Tu parlais d’un décalage dans tes valeurs du temps où tu bossais dans la Fashion… Le ressens-tu toujours aujourd’hui ?
Je me bats à l’intérieur de moi pour ne pas m’écarter de ce nouvel équilibre que j’ai trouvé. Je trouve dommage que le système pousse à cette folie de l’immédiateté, du vendre au moins cher… Mes tissages prennent du temps, une collection ne peut pas être produite plus vite que la musique ! Je m’efforce de faire passer ce message auprès de mes distributeurs et mes clients. Quand on travaille avec des artisans, hommes et femmes, on ne peut pas demander n’importe quoi et surtout être irréaliste en termes de deadlines. Le savoir-faire est précieux et prend du temps.
Quel genre de femme porte ta marque?
Elle n’a pas d’âge. Elle peut aussi bien avoir 25 ans que 60 ! Ce sont des personnes qui recherchent le confort dans leur mouvement, l’agilité, la liberté. Ce sont des femmes élégantes mais je ne pense pas vraiment répondre à une communauté ultra mode : je pense que Fabric Hunted & Collected correspond surtout à un certain mode de vie.
Décris-nous ce mode de vie…
Celui auquel j’aspire ! Je travaille ma zenitude, je pratique le yoga, je fais attention à mes déchets, à ce que je mange, je ne porte que des cosmétiques naturels. J’ai vécu un temps en Nouvelle-Zélande où on récupérait l’eau de pluie, on avait des panneaux solaires, on faisait du troc avec les voisins… A Paris, c’est plus compliqué, j efais avec les moyens du bords ! (rires) Je ne me surchauffe pas, je fais attention à mon électricité… Et je ne veux pas être extrémiste non plus. Je l’ai été, j’ai essayé d’être végétarienne, et ça ne me convient pas ! Du coup j’ai simplement diminuer ma consommation de viande. Quand je vais à la campagne, je ramasse des orties pour me faire un bouillon, des capucines aussi, d’ailleurs j’en fais pousser chez moi, c’est délicieux dans les salades, ça j’adore. J’ai eu la chance de partager ma vie avec un chef, donc je connais pas mal de petites astuces de ce genre !
Ta boîte n’en est qu’à ses débuts. De quoi rêves-tu pour elle ?

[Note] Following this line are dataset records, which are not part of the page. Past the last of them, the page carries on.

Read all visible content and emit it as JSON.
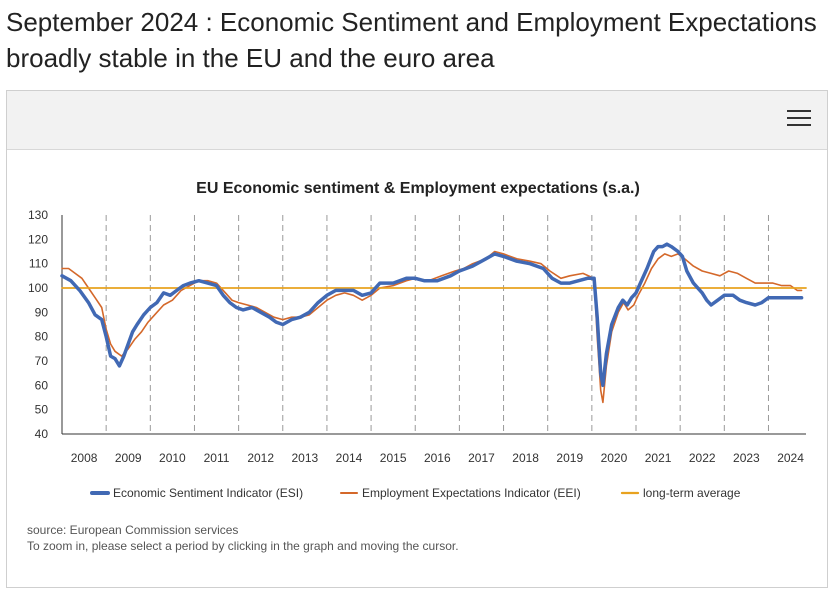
{
  "page": {
    "title": "September 2024 : Economic Sentiment and Employment Expectations broadly stable in the EU and the euro area"
  },
  "header": {
    "menu_icon": "hamburger-menu-icon"
  },
  "chart_data": {
    "type": "line",
    "title": "EU Economic sentiment & Employment expectations (s.a.)",
    "xlabel": "",
    "ylabel": "",
    "ylim": [
      40,
      130
    ],
    "yticks": [
      40,
      50,
      60,
      70,
      80,
      90,
      100,
      110,
      120,
      130
    ],
    "xlim": [
      2008.0,
      2024.85
    ],
    "year_labels": [
      "2008",
      "2009",
      "2010",
      "2011",
      "2012",
      "2013",
      "2014",
      "2015",
      "2016",
      "2017",
      "2018",
      "2019",
      "2020",
      "2021",
      "2022",
      "2023",
      "2024"
    ],
    "grid": "dashed vertical lines at year boundaries",
    "legend_position": "bottom",
    "series": [
      {
        "name": "Economic Sentiment Indicator (ESI)",
        "color": "#4169b4",
        "points": [
          [
            2008.0,
            105
          ],
          [
            2008.2,
            103
          ],
          [
            2008.4,
            99
          ],
          [
            2008.6,
            94
          ],
          [
            2008.75,
            89
          ],
          [
            2008.9,
            87
          ],
          [
            2009.0,
            80
          ],
          [
            2009.1,
            72
          ],
          [
            2009.2,
            71
          ],
          [
            2009.3,
            68
          ],
          [
            2009.4,
            72
          ],
          [
            2009.5,
            77
          ],
          [
            2009.6,
            82
          ],
          [
            2009.7,
            85
          ],
          [
            2009.85,
            89
          ],
          [
            2010.0,
            92
          ],
          [
            2010.15,
            94
          ],
          [
            2010.3,
            98
          ],
          [
            2010.45,
            97
          ],
          [
            2010.6,
            99
          ],
          [
            2010.75,
            101
          ],
          [
            2010.9,
            102
          ],
          [
            2011.1,
            103
          ],
          [
            2011.3,
            102
          ],
          [
            2011.5,
            101
          ],
          [
            2011.65,
            97
          ],
          [
            2011.8,
            94
          ],
          [
            2011.95,
            92
          ],
          [
            2012.1,
            91
          ],
          [
            2012.3,
            92
          ],
          [
            2012.5,
            90
          ],
          [
            2012.7,
            88
          ],
          [
            2012.85,
            86
          ],
          [
            2013.0,
            85
          ],
          [
            2013.2,
            87
          ],
          [
            2013.4,
            88
          ],
          [
            2013.6,
            90
          ],
          [
            2013.8,
            94
          ],
          [
            2014.0,
            97
          ],
          [
            2014.2,
            99
          ],
          [
            2014.4,
            99
          ],
          [
            2014.6,
            99
          ],
          [
            2014.8,
            97
          ],
          [
            2015.0,
            98
          ],
          [
            2015.2,
            102
          ],
          [
            2015.5,
            102
          ],
          [
            2015.8,
            104
          ],
          [
            2016.0,
            104
          ],
          [
            2016.2,
            103
          ],
          [
            2016.5,
            103
          ],
          [
            2016.8,
            105
          ],
          [
            2017.0,
            107
          ],
          [
            2017.3,
            109
          ],
          [
            2017.6,
            112
          ],
          [
            2017.8,
            114
          ],
          [
            2018.0,
            113
          ],
          [
            2018.3,
            111
          ],
          [
            2018.6,
            110
          ],
          [
            2018.9,
            108
          ],
          [
            2019.1,
            104
          ],
          [
            2019.3,
            102
          ],
          [
            2019.5,
            102
          ],
          [
            2019.7,
            103
          ],
          [
            2019.9,
            104
          ],
          [
            2020.05,
            104
          ],
          [
            2020.12,
            88
          ],
          [
            2020.2,
            65
          ],
          [
            2020.25,
            60
          ],
          [
            2020.33,
            73
          ],
          [
            2020.45,
            85
          ],
          [
            2020.6,
            92
          ],
          [
            2020.7,
            95
          ],
          [
            2020.8,
            93
          ],
          [
            2020.9,
            96
          ],
          [
            2021.0,
            98
          ],
          [
            2021.1,
            102
          ],
          [
            2021.25,
            108
          ],
          [
            2021.4,
            115
          ],
          [
            2021.5,
            117
          ],
          [
            2021.6,
            117
          ],
          [
            2021.7,
            118
          ],
          [
            2021.8,
            117
          ],
          [
            2021.95,
            115
          ],
          [
            2022.05,
            113
          ],
          [
            2022.15,
            107
          ],
          [
            2022.3,
            102
          ],
          [
            2022.5,
            98
          ],
          [
            2022.6,
            95
          ],
          [
            2022.7,
            93
          ],
          [
            2022.85,
            95
          ],
          [
            2023.0,
            97
          ],
          [
            2023.2,
            97
          ],
          [
            2023.35,
            95
          ],
          [
            2023.5,
            94
          ],
          [
            2023.7,
            93
          ],
          [
            2023.85,
            94
          ],
          [
            2024.0,
            96
          ],
          [
            2024.2,
            96
          ],
          [
            2024.4,
            96
          ],
          [
            2024.6,
            96
          ],
          [
            2024.75,
            96
          ]
        ]
      },
      {
        "name": "Employment Expectations Indicator (EEI)",
        "color": "#d4682a",
        "points": [
          [
            2008.0,
            108
          ],
          [
            2008.15,
            108
          ],
          [
            2008.3,
            106
          ],
          [
            2008.45,
            104
          ],
          [
            2008.6,
            100
          ],
          [
            2008.75,
            96
          ],
          [
            2008.9,
            92
          ],
          [
            2009.0,
            83
          ],
          [
            2009.1,
            77
          ],
          [
            2009.2,
            74
          ],
          [
            2009.35,
            72
          ],
          [
            2009.5,
            75
          ],
          [
            2009.65,
            79
          ],
          [
            2009.8,
            82
          ],
          [
            2009.95,
            86
          ],
          [
            2010.1,
            89
          ],
          [
            2010.3,
            93
          ],
          [
            2010.5,
            95
          ],
          [
            2010.7,
            99
          ],
          [
            2010.9,
            101
          ],
          [
            2011.1,
            103
          ],
          [
            2011.3,
            103
          ],
          [
            2011.5,
            102
          ],
          [
            2011.65,
            99
          ],
          [
            2011.85,
            95
          ],
          [
            2012.0,
            94
          ],
          [
            2012.2,
            93
          ],
          [
            2012.4,
            92
          ],
          [
            2012.6,
            90
          ],
          [
            2012.8,
            88
          ],
          [
            2013.0,
            87
          ],
          [
            2013.2,
            88
          ],
          [
            2013.4,
            88
          ],
          [
            2013.6,
            89
          ],
          [
            2013.8,
            92
          ],
          [
            2014.0,
            95
          ],
          [
            2014.2,
            97
          ],
          [
            2014.4,
            98
          ],
          [
            2014.6,
            97
          ],
          [
            2014.8,
            95
          ],
          [
            2015.0,
            97
          ],
          [
            2015.2,
            100
          ],
          [
            2015.5,
            101
          ],
          [
            2015.8,
            103
          ],
          [
            2016.0,
            104
          ],
          [
            2016.3,
            103
          ],
          [
            2016.6,
            105
          ],
          [
            2016.9,
            107
          ],
          [
            2017.1,
            108
          ],
          [
            2017.3,
            110
          ],
          [
            2017.6,
            112
          ],
          [
            2017.8,
            115
          ],
          [
            2018.0,
            114
          ],
          [
            2018.3,
            112
          ],
          [
            2018.6,
            111
          ],
          [
            2018.85,
            110
          ],
          [
            2019.05,
            107
          ],
          [
            2019.3,
            104
          ],
          [
            2019.5,
            105
          ],
          [
            2019.8,
            106
          ],
          [
            2020.05,
            104
          ],
          [
            2020.12,
            80
          ],
          [
            2020.2,
            58
          ],
          [
            2020.25,
            53
          ],
          [
            2020.33,
            68
          ],
          [
            2020.45,
            82
          ],
          [
            2020.6,
            90
          ],
          [
            2020.72,
            94
          ],
          [
            2020.82,
            91
          ],
          [
            2020.95,
            93
          ],
          [
            2021.05,
            97
          ],
          [
            2021.2,
            102
          ],
          [
            2021.35,
            108
          ],
          [
            2021.5,
            112
          ],
          [
            2021.65,
            114
          ],
          [
            2021.8,
            113
          ],
          [
            2021.95,
            114
          ],
          [
            2022.1,
            112
          ],
          [
            2022.3,
            109
          ],
          [
            2022.5,
            107
          ],
          [
            2022.7,
            106
          ],
          [
            2022.9,
            105
          ],
          [
            2023.1,
            107
          ],
          [
            2023.3,
            106
          ],
          [
            2023.5,
            104
          ],
          [
            2023.7,
            102
          ],
          [
            2023.9,
            102
          ],
          [
            2024.1,
            102
          ],
          [
            2024.3,
            101
          ],
          [
            2024.5,
            101
          ],
          [
            2024.65,
            99
          ],
          [
            2024.75,
            99
          ]
        ]
      },
      {
        "name": "long-term average",
        "color": "#e8a21f",
        "points": [
          [
            2008.0,
            100
          ],
          [
            2024.85,
            100
          ]
        ]
      }
    ]
  },
  "footer": {
    "source": "source: European Commission services",
    "hint": "To zoom in, please select a period by clicking in the graph and moving the cursor."
  }
}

D’une ligne homme et enfant. De pop-up avec plusieurs marques en développement durable et ce, à travers le monde ! J’ai envie d’être actrice de mon temps et de ma vie. Je suis prête à porter le projet d’une mode de prêt-à-porter qui soit éthique, responsable et qui réponde à nos besoins. Je pense que c’est par la communauté qu’on fera bouger les choses.